~I~15 января 2015 года, Нью-Йорк
— Святой отец, я…
Голос ломается, трескаясь, словно лёд на озере. Я сглатываю, ощущая, как саднит в глубине глотки.
Много ли людей после очередного сеанса психотерапии вдруг решают обратиться к вере? Навряд ли. Особенно, если никогда не были благочестивыми христианами — и католиками, — да и в церковь-то забрели просто лишь потому, что ноги сами свернули с заснеженной улицы в непривычно тихий, по сравнению с шумным Уолл-Стритом, двор. Ну и конечно, если эта самая терапия, кажется, больше не работает.
Тринити-Черч[1] встретил темнотой и прохладой, исходящей от стен. Здесь оглушающе тихо.
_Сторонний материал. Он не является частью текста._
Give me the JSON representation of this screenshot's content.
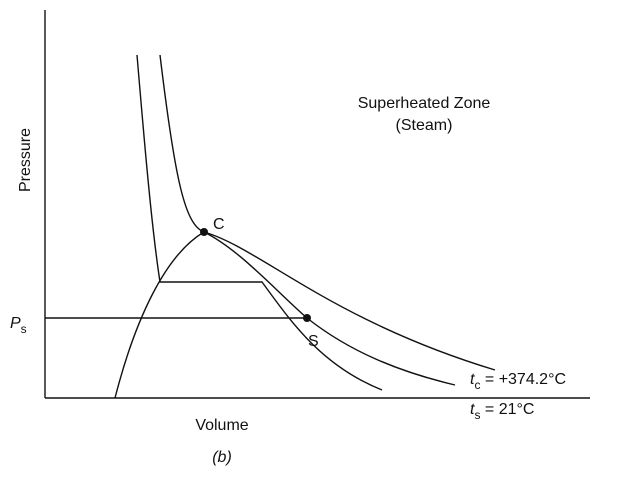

Настолько, что я слышу шорох мерзких мыслей в своей голове.
— …Я согрешила, — собравшись с силами и решив идти до конца, всё-таки договариваю фразу, до этого ни разу не используемую и услышанную лишь в кино.
Однажды.
Словно в прошлой жизни.
Опустив глаза, я замечаю, как под подошвами замшевых ботинок расходится лужа растаявшего снега — в ней золотится свет, отбрасываемый бесчисленным множеством свечей в главном зале храма. Он проникает сквозь плохо прикрытую алую шторку кабинки для исповеди.
Я вздрагиваю и тянусь закрыть её как следует, хотя в церкви нет никого, кроме меня и молчаливо ожидающего продолжения священника за резной деревянной створкой по правую руку. Тайну исповеди никто не отменял, но она охраняется лишь священнослужителями; случайные же слушатели запросто могут донести в полицию. В общем, осторожность не помешает — то, что я собираюсь сказать дальше, действительно должно остаться лишь в сознании служителя дома божьего, в его тёмных стенах и на дне моей развороченной души, которую, я уверена, всё равно уже ничем не отмыть и никак не отстроить заново.
Да и существует ли она у меня после содеянного?..
Ведь я даже не собираюсь на самом деле получать отпущение грехов — то, что совершила я, навряд ли сможет простить хоть какой-либо известный человечеству бог. Но что сделано, то сделано — я уже здесь, сижу, сжимая сумочку на коленях, и не чувствую сил, чтобы отступить. И чтобы продолжить…
Что-то же меня сюда привело по дороге от мистера Моргана, моего лечащего психотерапевта. Хотя, конечно, туман в голове и сковывающее конечности безволие — не самые хорошие путеводители, но лучше уж так, сюда в церковь, чем продолжать бесцельно брести по улице, упереться в какой-нибудь тупик и окончательно склониться к мысли о самоубийстве. Это единственное, на что у меня, кажется, воли бы хватило.
— Поведай о своих грехах, дитя моё, не утаивая ничего. И да поможет тебе Господь, — вдруг раздается вкрадчивый и мягкий голос священника, который, кажется, устал мириться с затянувшейся паузой.
— Я хочу покаяться в убийстве двух… близких мне людей. И во лжи.
***
Таксист то и дело бросает на меня, сидящую на заднем сиденье, пытливый взгляд. Еле слышно с горечью хмыкаю, представив, как выгляжу в эту минуту — с неидеальной укладкой, мертвецки бледными щеками, несмотря на мороз, и прислонившись лбом к стеклу, будто меня сейчас стошнит.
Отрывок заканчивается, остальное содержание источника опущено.